Он бросил монету обратно, и юноша, хотя и не ожидавший этого, ловко поймал ее одной рукой.
– Благодарю, – сказал Черчилль. – Но я не из прислуги.
У девушки расширились глаза, и Черчилль увидел, что они темного серо-голубого цвета.
– Мы не хотели вас обидеть! – сказала она глубоким грудным голосом.
– Я и не обиделся, – ответил Черчилль.
– По вашему акценту я могу судить, что вы не дисиец. Не будет ли оскорблением спросить, какой город вы зовете родным?
– Нисколько. Я родился в Манитовоке – городе, которого больше нет. Зовут меня Редьярд Черчилль, а моего спутника – Нефи Сарвант. Он родился в городе Маса в штате Аризона. Нам по восемьсот лет, и для этого почтенного возраста мы замечательно хорошо сохранились.
У девушки перехватило дыхание.
– Ох! Братья героя-Солнца!
– Да, спутники капитана Стэгга.
Черчиллю было приятно произвести столь сильное впечатление.
Отец девушки протянул руку, и Черчилль заключил, что их принимают как равных, по крайней мере, пока.
– Я Рес Витроу. Это мой сын Боб и моя дочь Робин.
– У вас красивый корабль, – сказал Черчилль, зная, как лучше всего вызвать владельца на разговор.
Рес Витроу тут же пустился в славословия, перечисляя достоинства своего судна, время от времени перебиваемый восторженными комментариями детей. Когда в разговоре наступила пауза, Робин, затаив дыхание, сказала:
– Вы так много видели, столько чудес, если правда, что вы летали к звездам. Я бы так хотела вас послушать!
– Да, – подтвердил Витроу. – Я также горю желанием услышать ваш рассказ. Не согласились бы вы стать сегодня вечером моими гостями? Если, конечно, вы ничем не заняты.
– Это честь для нас, – ответил Черчилль. – Но боюсь, мы неподобающе одеты, чтобы сесть за ваш стол.
– О, не беспокойтесь! – от всего сердца сказал Витроу. – Я позабочусь, чтобы вас одели, как пристало братьям героя-Солнца!

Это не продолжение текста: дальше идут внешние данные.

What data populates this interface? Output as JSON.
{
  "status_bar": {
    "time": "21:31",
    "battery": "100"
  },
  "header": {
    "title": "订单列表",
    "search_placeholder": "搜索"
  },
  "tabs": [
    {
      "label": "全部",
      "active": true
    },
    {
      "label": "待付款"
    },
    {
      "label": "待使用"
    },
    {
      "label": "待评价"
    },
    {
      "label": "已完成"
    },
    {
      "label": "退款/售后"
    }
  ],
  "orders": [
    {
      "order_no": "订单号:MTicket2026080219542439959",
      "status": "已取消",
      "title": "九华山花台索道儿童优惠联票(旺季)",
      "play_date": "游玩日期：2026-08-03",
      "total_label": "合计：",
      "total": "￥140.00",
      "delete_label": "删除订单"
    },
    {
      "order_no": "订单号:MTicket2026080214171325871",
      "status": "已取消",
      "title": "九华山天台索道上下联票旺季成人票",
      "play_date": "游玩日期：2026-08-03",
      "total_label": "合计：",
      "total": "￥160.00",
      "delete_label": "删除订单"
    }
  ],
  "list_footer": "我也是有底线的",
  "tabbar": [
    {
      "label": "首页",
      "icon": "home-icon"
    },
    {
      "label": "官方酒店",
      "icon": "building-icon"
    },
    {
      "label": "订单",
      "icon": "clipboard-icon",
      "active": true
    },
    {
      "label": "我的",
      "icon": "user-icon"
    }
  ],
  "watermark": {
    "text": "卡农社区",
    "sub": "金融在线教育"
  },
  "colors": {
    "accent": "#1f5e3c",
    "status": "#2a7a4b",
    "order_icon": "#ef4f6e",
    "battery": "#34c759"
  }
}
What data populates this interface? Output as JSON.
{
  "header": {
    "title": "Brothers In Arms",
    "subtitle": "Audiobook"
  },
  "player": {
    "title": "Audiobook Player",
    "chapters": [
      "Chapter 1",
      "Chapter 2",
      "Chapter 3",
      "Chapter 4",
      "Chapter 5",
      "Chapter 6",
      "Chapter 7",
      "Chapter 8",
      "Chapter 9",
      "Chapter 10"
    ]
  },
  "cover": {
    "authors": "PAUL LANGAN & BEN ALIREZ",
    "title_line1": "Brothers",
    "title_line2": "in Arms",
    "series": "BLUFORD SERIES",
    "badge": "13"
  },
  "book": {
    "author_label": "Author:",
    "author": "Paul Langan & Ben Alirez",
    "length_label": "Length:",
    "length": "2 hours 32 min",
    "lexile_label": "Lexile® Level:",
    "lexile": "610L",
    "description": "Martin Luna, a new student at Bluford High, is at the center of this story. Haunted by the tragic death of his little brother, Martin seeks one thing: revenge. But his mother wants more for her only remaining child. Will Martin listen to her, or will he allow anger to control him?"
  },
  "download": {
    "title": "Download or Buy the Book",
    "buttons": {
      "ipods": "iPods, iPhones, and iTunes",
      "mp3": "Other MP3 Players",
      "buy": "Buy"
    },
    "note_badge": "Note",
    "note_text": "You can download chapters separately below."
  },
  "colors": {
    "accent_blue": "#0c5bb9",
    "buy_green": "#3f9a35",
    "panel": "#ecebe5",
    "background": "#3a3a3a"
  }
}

– Может быть, вы знаете, что случилось со Стэггом?
– Как, вам не рассказали? Ах да, конечно же, нет. Мы поговорим сегодня вечером. Очевидно, что вам неизвестно многое, ибо вы покинули Землю так фантастически давно. Неужто это правда? Восемьсот лет! Да хранит нас Колумбия!

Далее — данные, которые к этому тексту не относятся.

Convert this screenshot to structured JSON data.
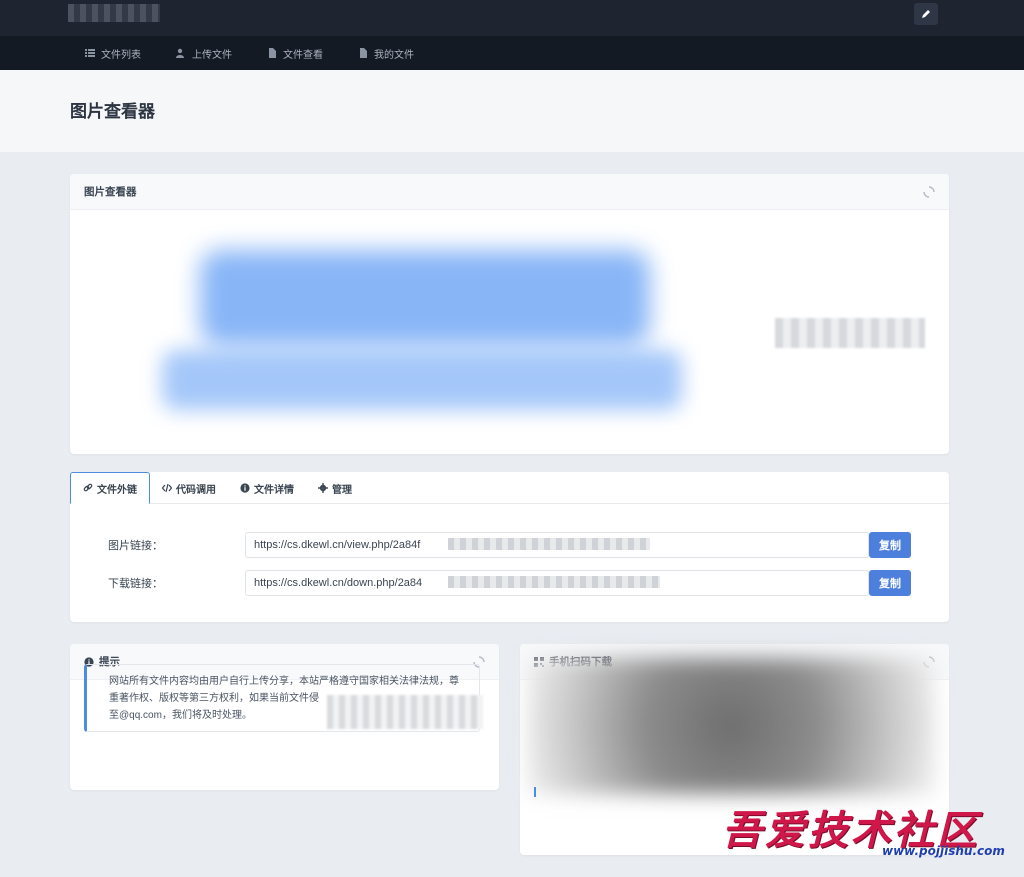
{
  "header": {
    "site_title": "",
    "edit_icon": "pencil-icon"
  },
  "nav": [
    {
      "label": "文件列表",
      "icon": "list-icon"
    },
    {
      "label": "上传文件",
      "icon": "user-upload-icon"
    },
    {
      "label": "文件查看",
      "icon": "file-icon"
    },
    {
      "label": "我的文件",
      "icon": "file-icon"
    }
  ],
  "page": {
    "title": "图片查看器"
  },
  "viewer": {
    "title": "图片查看器"
  },
  "tabs": [
    {
      "label": "文件外链",
      "icon": "link-icon",
      "active": true
    },
    {
      "label": "代码调用",
      "icon": "code-icon",
      "active": false
    },
    {
      "label": "文件详情",
      "icon": "info-icon",
      "active": false
    },
    {
      "label": "管理",
      "icon": "gear-icon",
      "active": false
    }
  ],
  "links": {
    "image_label": "图片链接：",
    "image_value": "https://cs.dkewl.cn/view.php/2a84f",
    "download_label": "下载链接：",
    "download_value": "https://cs.dkewl.cn/down.php/2a84",
    "copy_label": "复制"
  },
  "notice": {
    "title": "提示",
    "line1": "网站所有文件内容均由用户自行上传分享，本站严格遵守国家相关法律法规，尊",
    "line2": "重著作权、版权等第三方权利，如果当前文件侵",
    "line3": "至@qq.com，我们将及时处理。"
  },
  "qr": {
    "title": "手机扫码下载"
  },
  "watermark": {
    "title": "吾爱技术社区",
    "url": "www.pojjishu.com"
  },
  "colors": {
    "accent": "#4d7fdc",
    "topbar": "#1e2430",
    "navbar": "#141a24"
  }
}
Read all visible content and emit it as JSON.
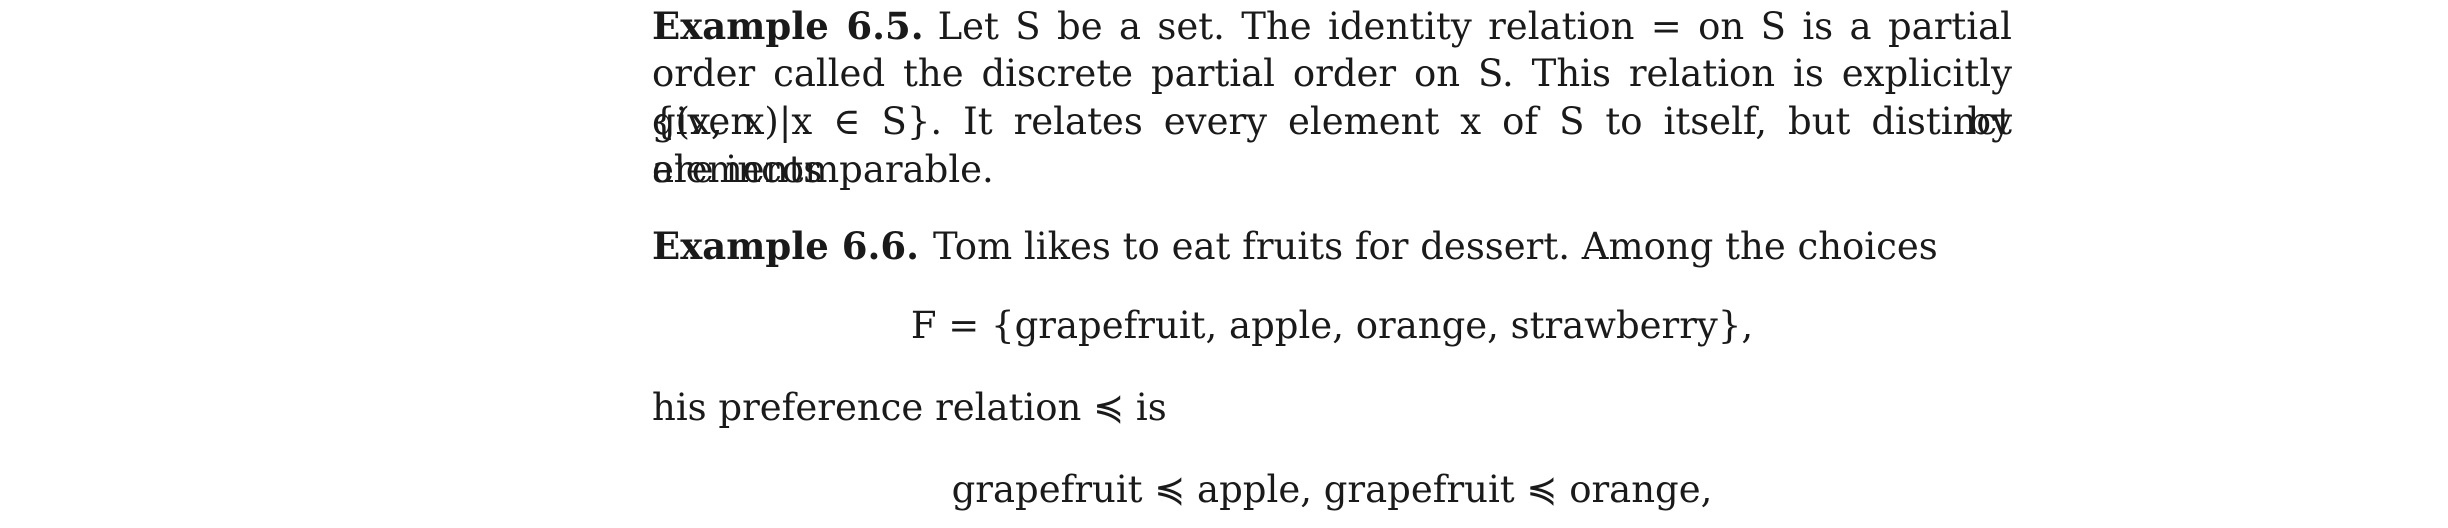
{
  "example_6_5": {
    "label": "Example 6.5.",
    "line1": "Let S be a set.  The identity relation = on S is a partial",
    "line2": "order called the discrete partial order on S. This relation is explicitly given by",
    "line3": "{(x, x)|x ∈ S}. It relates every element x of S to itself, but distinct elements",
    "line4": "are incomparable."
  },
  "example_6_6": {
    "label": "Example 6.6.",
    "text": "Tom likes to eat fruits for dessert. Among the choices",
    "set_display": "F = {grapefruit, apple, orange, strawberry},",
    "relation_intro": "his preference relation ≼ is",
    "relation_display": "grapefruit ≼ apple,  grapefruit ≼ orange,"
  }
}
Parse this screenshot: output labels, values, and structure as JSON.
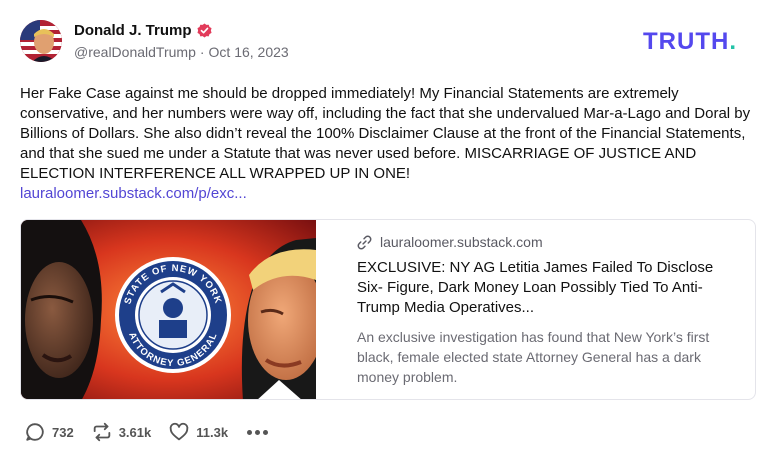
{
  "author": {
    "name": "Donald J. Trump",
    "handle": "@realDonaldTrump",
    "separator": "·",
    "date": "Oct 16, 2023",
    "avatar_icon": "avatar-flag-portrait",
    "verified_icon": "verified-badge-icon"
  },
  "brand": {
    "logo_text": "TRUTH.",
    "color": "#5448ee",
    "dot_color": "#23c3a7"
  },
  "post": {
    "text": "Her Fake Case against me should be dropped immediately! My Financial Statements are extremely conservative, and her numbers were way off, including the fact that she undervalued Mar-a-Lago and Doral by Billions of Dollars. She also didn’t reveal the 100% Disclaimer Clause at the front of the Financial Statements, and that she sued me under a Statute that was never used before. MISCARRIAGE OF JUSTICE AND ELECTION INTERFERENCE ALL WRAPPED UP IN ONE!",
    "link": "lauraloomer.substack.com/p/exc..."
  },
  "card": {
    "domain": "lauraloomer.substack.com",
    "title": "EXCLUSIVE: NY AG Letitia James Failed To Disclose Six- Figure, Dark Money Loan Possibly Tied To Anti-Trump Media Operatives...",
    "description": "An exclusive investigation has found that New York’s first black, female elected state Attorney General has a dark money problem.",
    "seal_text_top": "STATE OF NEW YORK",
    "seal_text_bottom": "ATTORNEY GENERAL",
    "link_icon": "link-icon"
  },
  "actions": {
    "replies": "732",
    "retruths": "3.61k",
    "likes": "11.3k",
    "reply_icon": "comment-icon",
    "retruth_icon": "repost-icon",
    "like_icon": "heart-icon",
    "more_icon": "more-dots-icon"
  }
}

Робин сняла куртку и осталась обнаженной до пояса. У нее был великолепный бюст, но она обращала на это не больше внимания, чем на какую-нибудь незначительную мелочь. То есть она знала, что выглядит «неплохо», но никак не позволяла этому знанию влиять на грациозную и лишенную малейшего кокетства непринужденность своих движений.
На Сарванта это явно произвело впечатление, хотя он не позволял себе остановить на ней взгляд больше чем на краткое мгновение. «Странно, – подумал Черчилль. – Сарвант, как ни осуждал одежду дисийских девственниц, оставался равнодушным, видя, как они ходят по улицам с обнаженной грудью. Быть может, он глядел на них равнодушно, как на диких туземок чужой страны, но знакомая девушка – это дело другое?»
Они поднялись по ступеням на набережную, где ждал экипаж, запряженный парой красно-рыжих оленей. Кроме кучера при нем были еще двое вооруженных людей на запятках.
Витроу с сыном сели и пригласили Сарванта занять место рядом с ними. Робин без колебаний села бок-о-бок с Черчиллем. Одна ее грудь уперлась ему в плечо. Он почувствовал, как от плеча к лицу поднимается горячая волна, и выругался про себя, что не может скрыть волнение.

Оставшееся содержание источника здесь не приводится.